Editorial featured in 12-4-09 Ojai Valley News by Scott Eicher, Chief Executive Officer of the Ojai Valley Chamber of Commerce.
Sound Investment
My friend Alan Rains wrote in this space recently about the importance of Libbey Bowl to the cultural well-being of the Ojai Valley and the need for public support of the current $1-million community fund-raising campaign to replace it.
Alan’s point is unassailable. We cannot afford, after more than 50 years, to turn our backs on an investment – a gift, really – that an earlier generation made for our enrichment and pleasure. I believe we have a responsibility to keep this cultural resource alive and well for the generations that will follow us.
But there is another significant point about Libbey Bowl that Alan did not mention in his editorial. In addition to being a source of community pride and enjoyment, Libbey Bowl – by staging events that attract thousands of visitors each year – has been a significant contributor to Ojai’s economy.
Each year, these visitors patronize local merchants, occupy beds and rooms at local inns and dine at local restaurants, spending an estimated $3 million in the process. These revenues translate into an estimated 75 FTE local jobs for many local residents and tax benefits for the City of Ojai and all of us who live and work here. Especially in difficult economic times like these, we cannot take these benefits lightly.

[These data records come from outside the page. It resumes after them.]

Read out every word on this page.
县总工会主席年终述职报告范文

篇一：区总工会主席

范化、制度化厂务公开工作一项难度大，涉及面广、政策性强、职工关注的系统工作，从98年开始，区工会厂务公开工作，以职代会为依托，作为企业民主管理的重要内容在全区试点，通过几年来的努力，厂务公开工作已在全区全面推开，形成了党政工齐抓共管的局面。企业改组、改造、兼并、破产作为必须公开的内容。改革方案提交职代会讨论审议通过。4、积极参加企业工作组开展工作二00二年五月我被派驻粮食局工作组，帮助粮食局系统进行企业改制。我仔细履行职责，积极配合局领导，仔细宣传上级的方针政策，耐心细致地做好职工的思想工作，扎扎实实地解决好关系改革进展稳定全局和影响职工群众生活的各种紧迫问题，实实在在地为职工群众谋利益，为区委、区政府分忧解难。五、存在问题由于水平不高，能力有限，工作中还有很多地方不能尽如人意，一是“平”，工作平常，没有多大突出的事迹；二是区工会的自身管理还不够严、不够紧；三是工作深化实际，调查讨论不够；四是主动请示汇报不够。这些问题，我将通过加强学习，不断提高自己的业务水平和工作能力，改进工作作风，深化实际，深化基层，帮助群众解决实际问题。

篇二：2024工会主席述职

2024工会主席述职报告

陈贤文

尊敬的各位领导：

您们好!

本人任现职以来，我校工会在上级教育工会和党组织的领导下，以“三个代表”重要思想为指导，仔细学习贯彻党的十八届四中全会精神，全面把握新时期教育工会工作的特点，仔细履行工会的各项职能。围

If there were no Libbey Bowl, the events that take place there would move elsewhere, taking their economic benefits with them. In fact, we have seen in recent years a steady decline in the use of the Bowl because of its structural deterioration and outdated audience accommodations. Total annual attendance has declined by almost a third in the last decade, from 35,800 to 26,500.
On the other hand, when the new Libbey Bowl is completed, with better seating, state-of-the-art lighting and sound systems and improved accommodations for the artists, we can certainly look forward to greater use of the Bowl – and larger revenues. Current projections place annual attendance at more than 42,000 in 2011.
Where will these new users and audiences come from? Certainly many past producers of Bowl events – the Shakespeare Festival, the annual blues festival, and many local school and holiday events – will be eager to return to an enhanced Libbey Bowl. Plus, new users – perhaps the Playwright Conference, Food for Thought and others – will step forward to join them.
To make this vision come true, the community must – as Alan Rains suggested in his recent editorial – “step forward” and help raise the third million dollars now budgeted for the new Bowl’s construction. The city of Ojai and the Ojai Music Festival have already stepped up with $1 million apiece.
A fourth million dollars may also be in play, according to the Save Libbey Bowl Committee, which is spearheading the fund drive. If this anonymous gift comes through, it will provide a major hedge against any construction overruns, as well as endowing a maintenance and management program for future Bowl operations.
There is no denying that saving Libbey Bowl is a major financial commitment for our community. But it is an investment that will pay many times its cost in future pleasure for all our citizens – and a hefty economic return as well.